Title: Two Steps Forward
Author: Graeme Simsion & Anne Buist
Publisher: Two Roads
Zoe, a sometime artist, is from California. Martin, an engineer, is from Yorkshire. Both have ended up in picturesque Cluny, in central France. Both are struggling to come to terms with their recent past – for Zoe, the death of her husband; for Martin, a messy divorce.
Looking to make a new start, each sets out alone to walk two thousand kilometres from Cluny to Santiago de Compostela, in northwestern Spain, in the footsteps of pilgrims who have walked the Camino (the Way) for centuries. The Camino changes you, it’s said. It’s a chance to find a new version of yourself, and a new beginning. But can these two very different people find themselves? Will they find each other?

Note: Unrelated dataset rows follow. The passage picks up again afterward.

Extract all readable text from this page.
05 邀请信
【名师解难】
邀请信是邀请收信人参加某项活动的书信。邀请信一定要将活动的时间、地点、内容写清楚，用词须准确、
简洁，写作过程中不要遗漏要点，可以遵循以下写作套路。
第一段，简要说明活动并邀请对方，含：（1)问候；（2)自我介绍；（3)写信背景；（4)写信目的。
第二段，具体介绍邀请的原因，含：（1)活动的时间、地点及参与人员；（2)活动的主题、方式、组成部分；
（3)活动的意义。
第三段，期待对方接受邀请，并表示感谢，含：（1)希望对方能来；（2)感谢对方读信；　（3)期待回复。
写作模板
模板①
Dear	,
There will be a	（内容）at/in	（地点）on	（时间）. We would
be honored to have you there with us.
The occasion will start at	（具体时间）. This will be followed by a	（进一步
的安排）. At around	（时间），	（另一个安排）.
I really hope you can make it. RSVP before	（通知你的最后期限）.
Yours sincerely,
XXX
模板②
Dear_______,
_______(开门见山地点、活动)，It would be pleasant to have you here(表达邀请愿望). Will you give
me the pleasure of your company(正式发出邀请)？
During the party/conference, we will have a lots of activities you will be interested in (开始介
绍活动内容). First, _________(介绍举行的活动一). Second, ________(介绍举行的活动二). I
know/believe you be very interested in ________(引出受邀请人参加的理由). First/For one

In this smart, funny and romantic journey, Martin’s and Zoe’s stories are told in alternating chapters by husband-and-wife team Graeme Simsion and Anne Buist. Two Steps Forward is a novel about renewal – physical, psychological and spiritual. It’s about the challenge of walking a long distance and of working out where you are going. And it’s about what you decide to keep, what you choose to leave behind and what you rediscover.
This is definitely a very different book than The Rosie Project (which I loved); though it still focuses on slightly older characters, this time the novel tells the story of two people who meet whilst walking from France to Spain and the ‘rocky road’ (sorry) that is ahead of them. Though it’s entertaining in its own way, it’s not as funny as The Rosie Project and definitely has a more serious tone – I found it more of a thoughtful, contemplative novel, but still enjoyed reading it.
I found the information about the famous pilgrimage from France to Spain interesting and it made me want to try something like that myself (as often happens when I read books like this). The narrative is fairly slow in that not that much actually happens, which meant I didn’t quite get into it as much as I thought I would. However, the story reveals a lot of what both Zoe and Martin are thinking and saying as they keep bumping into each other along the way, instead of an all-action narrative. This novel also manages to avoid being at all cheesy or over the top, which is another plus for me!
The characters didn’t hugely resonate with me; I struggled to properly connect with either Zoe or Martin, but I did find the novel to be an interesting read and one that made me think a little. I would recommend it to anyone looking for a smart, well-written novel about literal and non-literal journeys… if that makes any sense!